We found no previous epidemiologic studies that specifically investigated the association of CYP1B1 and COMT expression with breast cancer risk using adjacent nontumor tissues. In this study, using BBD subjects as controls, we found that high levels of CYP1B1 and low levels of COMT were associated with increased breast cancer risk. These findings are consistent with the hypothesis that the formation and accumulation of carcinogenic catechol estrogens in breast tissue may increase the risk of breast cancer. A recent study reported that CYP1B1 levels were elevated in the peripheral leukocytes of lung cancer patients compared with subjects without cancer (20).

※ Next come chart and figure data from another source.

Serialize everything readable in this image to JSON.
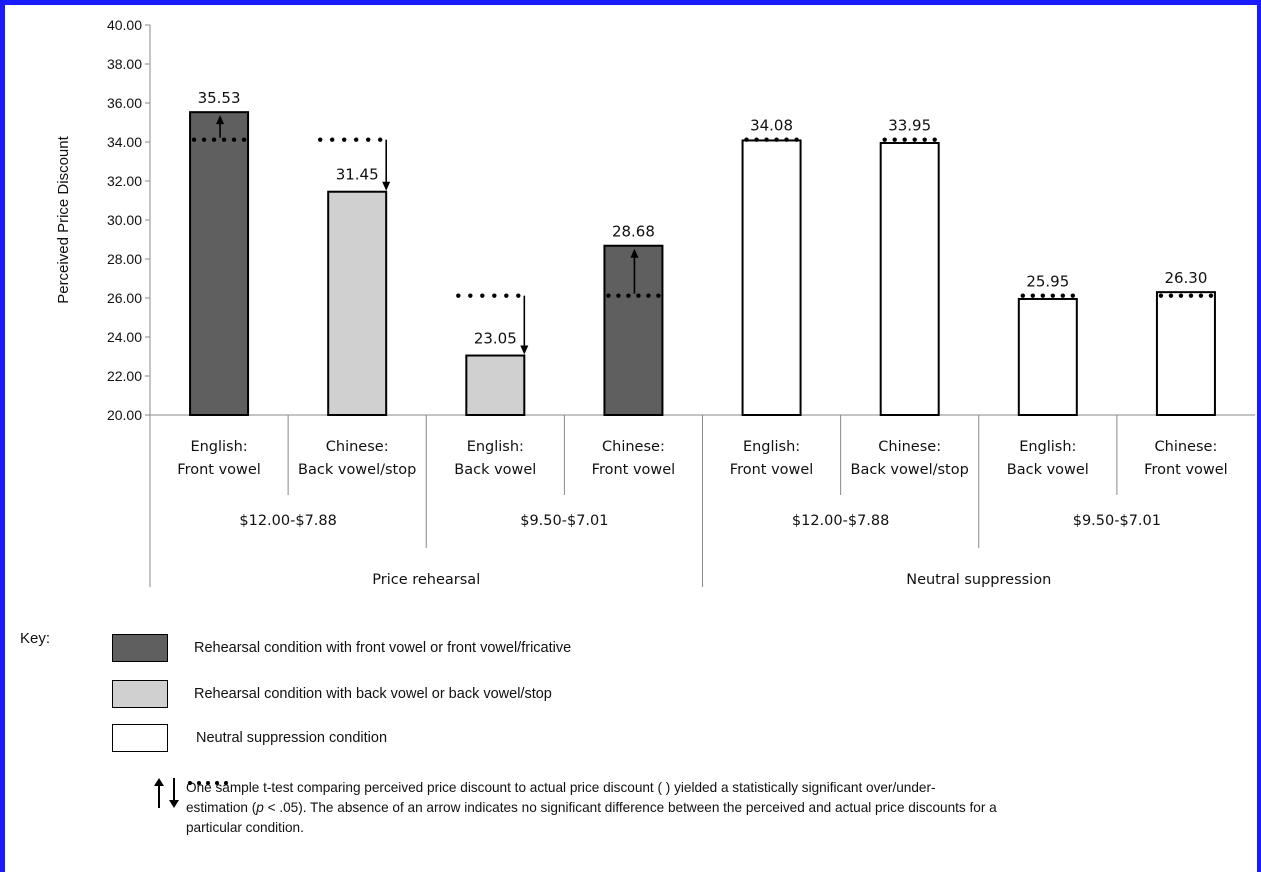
{
  "chart_data": {
    "type": "bar",
    "ylabel": "Perceived Price Discount",
    "ylim": [
      20,
      40
    ],
    "yticks": [
      "20.00",
      "22.00",
      "24.00",
      "26.00",
      "28.00",
      "30.00",
      "32.00",
      "34.00",
      "36.00",
      "38.00",
      "40.00"
    ],
    "bars": [
      {
        "label1": "English:",
        "label2": "Front vowel",
        "value": 35.53,
        "value_label": "35.53",
        "condition": "front",
        "actual": 34.12,
        "arrow": "up"
      },
      {
        "label1": "Chinese:",
        "label2": "Back vowel/stop",
        "value": 31.45,
        "value_label": "31.45",
        "condition": "back",
        "actual": 34.12,
        "arrow": "down"
      },
      {
        "label1": "English:",
        "label2": "Back vowel",
        "value": 23.05,
        "value_label": "23.05",
        "condition": "back",
        "actual": 26.12,
        "arrow": "down"
      },
      {
        "label1": "Chinese:",
        "label2": "Front vowel",
        "value": 28.68,
        "value_label": "28.68",
        "condition": "front",
        "actual": 26.12,
        "arrow": "up"
      },
      {
        "label1": "English:",
        "label2": "Front vowel",
        "value": 34.08,
        "value_label": "34.08",
        "condition": "neutral",
        "actual": 34.12,
        "arrow": "none"
      },
      {
        "label1": "Chinese:",
        "label2": "Back vowel/stop",
        "value": 33.95,
        "value_label": "33.95",
        "condition": "neutral",
        "actual": 34.12,
        "arrow": "none"
      },
      {
        "label1": "English:",
        "label2": "Back vowel",
        "value": 25.95,
        "value_label": "25.95",
        "condition": "neutral",
        "actual": 26.12,
        "arrow": "none"
      },
      {
        "label1": "Chinese:",
        "label2": "Front vowel",
        "value": 26.3,
        "value_label": "26.30",
        "condition": "neutral",
        "actual": 26.12,
        "arrow": "none"
      }
    ],
    "price_groups": [
      "$12.00-$7.88",
      "$9.50-$7.01",
      "$12.00-$7.88",
      "$9.50-$7.01"
    ],
    "conditions": [
      "Price rehearsal",
      "Neutral suppression"
    ],
    "colors": {
      "front": "#5f5f5f",
      "back": "#d0d0d0",
      "neutral": "#ffffff",
      "border": "#000000",
      "frame": "#1a1aff"
    }
  },
  "key": {
    "title": "Key:",
    "front": "Rehearsal condition with front vowel or front vowel/fricative",
    "back": "Rehearsal condition with back vowel or back vowel/stop",
    "neutral": "Neutral suppression condition",
    "note_a": "One sample t-test comparing perceived price discount to actual price discount (",
    "note_b": " ) yielded a statistically significant over/under-",
    "note_c": "estimation (",
    "note_p": "p",
    "note_d": " < .05). The absence of an arrow indicates no significant difference between the perceived and actual price discounts for a",
    "note_e": "particular condition."
  }
}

Another recent study showed that CYP1B1 was overexpressed in prostate cancer tissue compared with benign prostatic hyperplasia samples (21). These studies suggest that CYP1B1 may play an important role in tumor development due to the metabolic activation of endogenous and exogenous carcinogens.

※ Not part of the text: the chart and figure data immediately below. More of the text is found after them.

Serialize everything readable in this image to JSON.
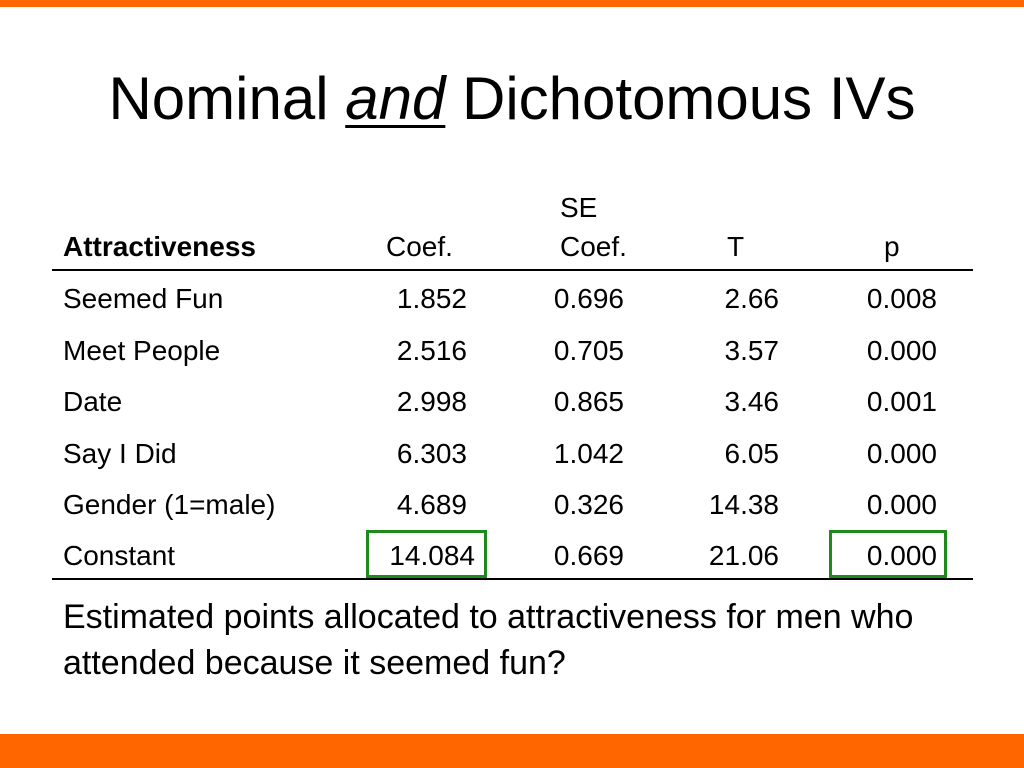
{
  "slide": {
    "title_pre": "Nominal ",
    "title_emph": "and",
    "title_post": " Dichotomous IVs",
    "question": "Estimated points allocated to attractiveness for men who attended because it seemed fun?"
  },
  "table": {
    "headers": {
      "label": "Attractiveness",
      "coef": "Coef.",
      "se_top": "SE",
      "se_bottom": "Coef.",
      "t": "T",
      "p": "p"
    },
    "rows": [
      {
        "label": "Seemed Fun",
        "coef": "1.852",
        "se": "0.696",
        "t": "2.66",
        "p": "0.008"
      },
      {
        "label": "Meet People",
        "coef": "2.516",
        "se": "0.705",
        "t": "3.57",
        "p": "0.000"
      },
      {
        "label": "Date",
        "coef": "2.998",
        "se": "0.865",
        "t": "3.46",
        "p": "0.001"
      },
      {
        "label": "Say I Did",
        "coef": "6.303",
        "se": "1.042",
        "t": "6.05",
        "p": "0.000"
      },
      {
        "label": "Gender (1=male)",
        "coef": "4.689",
        "se": "0.326",
        "t": "14.38",
        "p": "0.000"
      },
      {
        "label": "Constant",
        "coef": "14.084",
        "se": "0.669",
        "t": "21.06",
        "p": "0.000"
      }
    ]
  },
  "colors": {
    "accent_bar": "#ff6600",
    "highlight_box": "#1e8a1e"
  }
}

Several limitations of this study should be noted. First, the use of BBD subjects as controls is less than optimal, although it is extremely difficult to obtain breast tissues from women without any breast diseases. Previous studies (13, 22, 23) have indicated that women with proliferative BBD are at an elevated risk of breast cancer as compared with women without BBD, whereas women with nonproliferative BBD are not. The BBD subjects in this study consisted of 42.6% proliferative cases and 57.4% nonproliferative cases. The findings of this study could be biased towards the null if the elevated breast cancer risk related to proliferative BBD did result from CYP1B1 and COMT expression. Second, it is possible that the tumor samples contained some normal tissue and vice versa. However, the adjacent nontumor tissue was obtained from regions as far as possible from the tumor in our study. It is noteworthy that the expression levels of CYP1B1 in breast cancer tissue were lower than the levels in the adjacent nontumor tissues. Therefore, any contamination from cancer tissue in the adjacent nontumor tissue would attenuate the true association. Third, the sample size in this study is still small although it is bigger than any other studies on the topic; both type I and type II errors may be of concern.

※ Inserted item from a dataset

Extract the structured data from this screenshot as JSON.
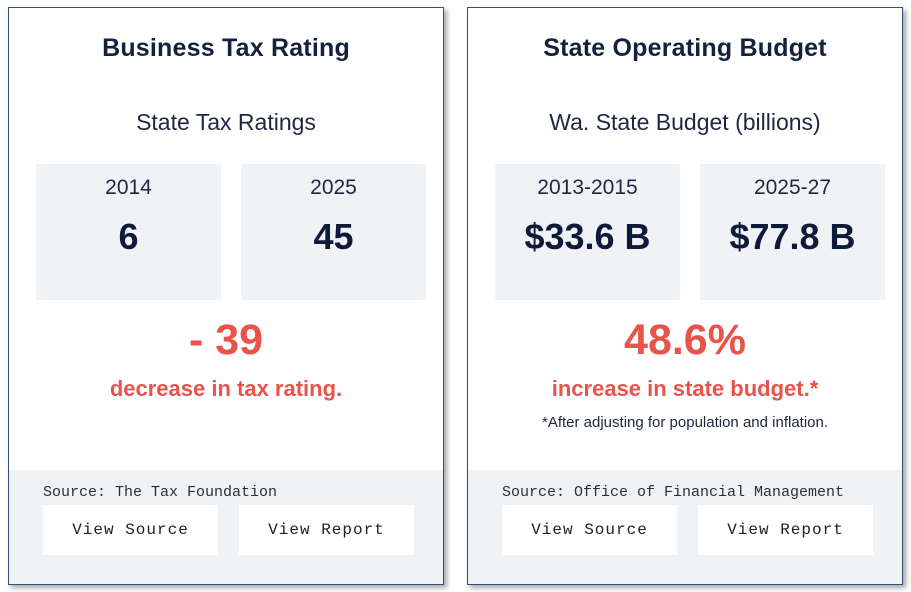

In conclusion, we found that CYP1B1 and COMT were expressed in breast cancer tumor tissue and adjacent nontumor tissue and high levels of CYP1B1 expression and low levels of COMT expression were associated with increased breast cancer risk. These findings support the hypothesis that the formation and accumulation of catechol estrogens in breast tissue through increased CYP1B1 expression and reduced COMT expression may play a significant role in breast cancer risk.